The Ministry of Ports, Shipping and Waterways is spearheading the effort, crafting a comprehensive subsidy framework to lure both international heavyweights and domestic firms. Production-linked incentives will make locally built cranes cost-competitive, mirroring successful models in other strategic sectors. This approach promises not just import substitution but also export potential in the long term.

Supporting infrastructure plays a pivotal role, building on a ₹10,000-crore investment in domestic container manufacturing. The crane scheme forms part of a broader maritime renaissance, including India's aspiration to rank among the top five global shipbuilding nations by 2047. These interconnected initiatives signal a shift towards an indigenous maritime industrial base.

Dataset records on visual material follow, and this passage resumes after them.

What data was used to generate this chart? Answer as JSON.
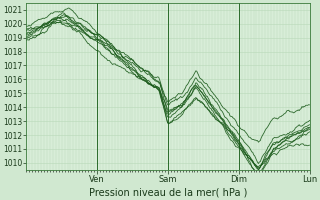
{
  "xlabel": "Pression niveau de la mer( hPa )",
  "bg_color": "#d0e8d0",
  "plot_bg_color": "#d8edd8",
  "grid_minor_color": "#b8d8b8",
  "grid_major_color": "#90c090",
  "line_color": "#1a5a1a",
  "ylim": [
    1009.5,
    1021.5
  ],
  "yticks": [
    1010,
    1011,
    1012,
    1013,
    1014,
    1015,
    1016,
    1017,
    1018,
    1019,
    1020,
    1021
  ],
  "day_labels": [
    "Ven",
    "Sam",
    "Dim",
    "Lun"
  ],
  "day_positions": [
    0.25,
    0.5,
    0.75,
    1.0
  ],
  "n_points": 300
}
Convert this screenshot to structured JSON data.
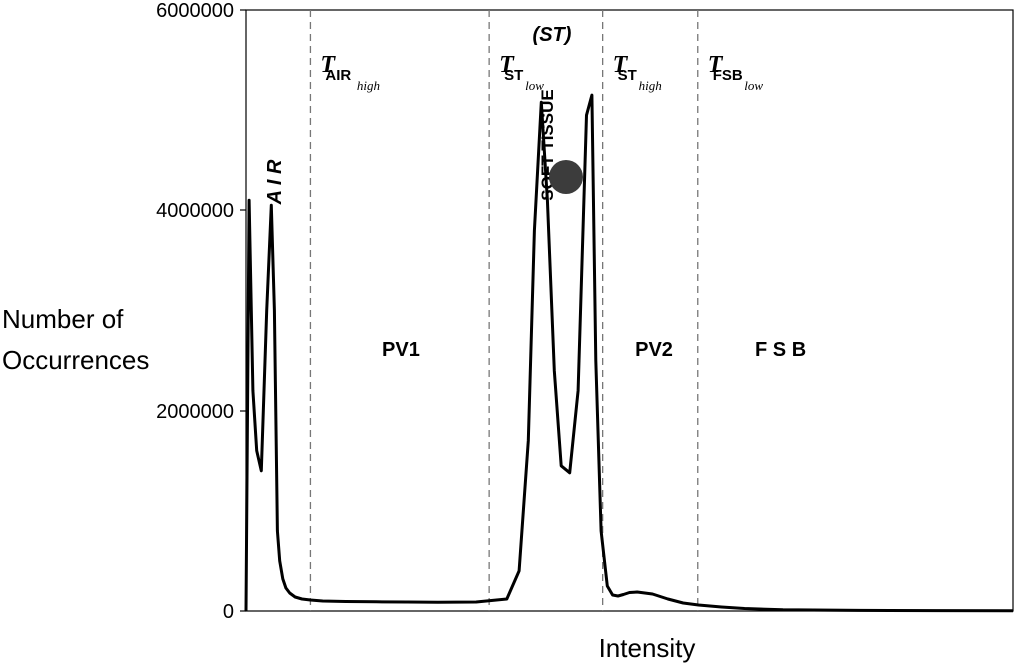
{
  "chart_data": {
    "type": "line",
    "title": "",
    "xlabel": "Intensity",
    "ylabel_lines": [
      "Number of",
      "Occurrences"
    ],
    "ylim": [
      0,
      6000000
    ],
    "yticks": [
      "0",
      "2000000",
      "4000000",
      "6000000"
    ],
    "xlim": [
      0,
      100
    ],
    "series": [
      {
        "x": [
          0,
          0.4,
          0.9,
          1.4,
          2.0,
          2.7,
          3.3,
          3.7,
          4.1,
          4.4,
          4.8,
          5.2,
          5.7,
          6.4,
          7.3,
          8.4,
          10,
          13,
          17,
          21,
          25,
          30,
          34,
          35.6,
          36.8,
          37.6,
          38.5,
          39.3,
          40.2,
          41.1,
          42.2,
          43.3,
          44.4,
          45.1,
          45.6,
          46.3,
          47.1,
          47.8,
          48.5,
          49.2,
          50.0,
          51.0,
          53.0,
          55.0,
          57.0,
          59.0,
          62.0,
          65.0,
          70,
          80,
          90,
          100
        ],
        "y": [
          0,
          4100000,
          2200000,
          1600000,
          1400000,
          3000000,
          4050000,
          3000000,
          800000,
          500000,
          320000,
          230000,
          180000,
          140000,
          120000,
          110000,
          100000,
          95000,
          92000,
          90000,
          88000,
          90000,
          120000,
          400000,
          1700000,
          3800000,
          5080000,
          4100000,
          2400000,
          1450000,
          1380000,
          2200000,
          4950000,
          5150000,
          2500000,
          800000,
          250000,
          160000,
          150000,
          165000,
          185000,
          190000,
          170000,
          120000,
          80000,
          60000,
          40000,
          25000,
          12000,
          6000,
          4000,
          3000
        ]
      }
    ],
    "thresholds": [
      {
        "x": 8.4,
        "T": "T",
        "sub": "AIR",
        "sub2": "high"
      },
      {
        "x": 31.7,
        "T": "T",
        "sub": "ST",
        "sub2": "low"
      },
      {
        "x": 46.5,
        "T": "T",
        "sub": "ST",
        "sub2": "high"
      },
      {
        "x": 58.9,
        "T": "T",
        "sub": "FSB",
        "sub2": "low"
      }
    ],
    "regions": [
      {
        "label": "PV1",
        "x": 20.2
      },
      {
        "label": "PV2",
        "x": 53.2
      },
      {
        "label": "F S B",
        "x": 69.7
      }
    ],
    "annotations": {
      "air": "A I R",
      "soft_tissue": "SOFT TISSUE",
      "st": "(ST)"
    },
    "marker_color": "#3c3c3c"
  }
}
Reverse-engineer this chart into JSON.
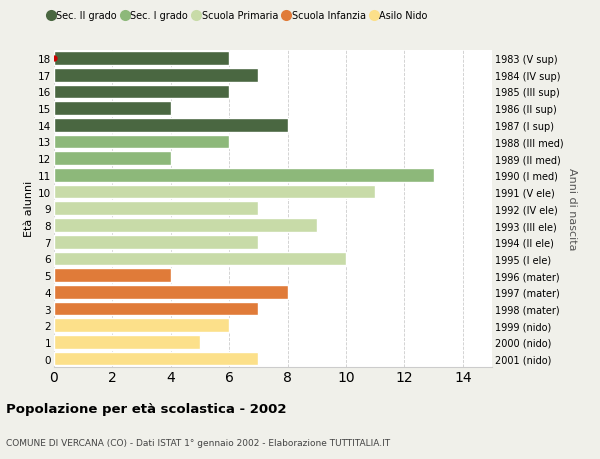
{
  "ages": [
    0,
    1,
    2,
    3,
    4,
    5,
    6,
    7,
    8,
    9,
    10,
    11,
    12,
    13,
    14,
    15,
    16,
    17,
    18
  ],
  "years": [
    "2001 (nido)",
    "2000 (nido)",
    "1999 (nido)",
    "1998 (mater)",
    "1997 (mater)",
    "1996 (mater)",
    "1995 (I ele)",
    "1994 (II ele)",
    "1993 (III ele)",
    "1992 (IV ele)",
    "1991 (V ele)",
    "1990 (I med)",
    "1989 (II med)",
    "1988 (III med)",
    "1987 (I sup)",
    "1986 (II sup)",
    "1985 (III sup)",
    "1984 (IV sup)",
    "1983 (V sup)"
  ],
  "values": [
    7,
    5,
    6,
    7,
    8,
    4,
    10,
    7,
    9,
    7,
    11,
    13,
    4,
    6,
    8,
    4,
    6,
    7,
    6
  ],
  "colors": [
    "#fce08a",
    "#fce08a",
    "#fce08a",
    "#e07b39",
    "#e07b39",
    "#e07b39",
    "#c8dba8",
    "#c8dba8",
    "#c8dba8",
    "#c8dba8",
    "#c8dba8",
    "#8db87a",
    "#8db87a",
    "#8db87a",
    "#4a6741",
    "#4a6741",
    "#4a6741",
    "#4a6741",
    "#4a6741"
  ],
  "categories": [
    "Sec. II grado",
    "Sec. I grado",
    "Scuola Primaria",
    "Scuola Infanzia",
    "Asilo Nido"
  ],
  "cat_colors": [
    "#4a6741",
    "#8db87a",
    "#c8dba8",
    "#e07b39",
    "#fce08a"
  ],
  "ylabel": "Età alunni",
  "right_label": "Anni di nascita",
  "title": "Popolazione per età scolastica - 2002",
  "subtitle": "COMUNE DI VERCANA (CO) - Dati ISTAT 1° gennaio 2002 - Elaborazione TUTTITALIA.IT",
  "xlim": [
    0,
    15
  ],
  "xticks": [
    0,
    2,
    4,
    6,
    8,
    10,
    12,
    14
  ],
  "background_color": "#f0f0ea",
  "bar_background": "#ffffff",
  "red_dot_age": 18,
  "grid_color": "#cccccc"
}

Security concerns further propel the move, as over-reliance on Chinese equipment raises risks amid geopolitical tensions. Domestic manufacturing would mitigate supply disruptions, enhance technological sovereignty, and integrate advanced features like automation and IoT for smarter ports. It also aligns with India's Atmanirbhar Bharat vision, prioritising strategic autonomy in critical infrastructure.

Private sector participation is expected to accelerate, with firms gaining from scale economies driven by mega-ports. Operators handling high volumes will prefer reliable local suppliers, reducing lead times from months to weeks. This could catalyse job creation in engineering, fabrication, and logistics, injecting vitality into coastal economies.

Challenges remain, including technology transfer and skill development to match global standards. Yet, partnerships with established players could bridge these gaps swiftly. The scheme's success hinges on sustained policy support, ensuring subsidies translate into viable enterprises rather than short-term props.

This initiative positions India as a maritime manufacturing hub, fortifying its trade gateways against external shocks. By 2035, a robust domestic crane industry could underpin the 175 million TEU target, transforming ports into engines of economic growth and strategic leverage.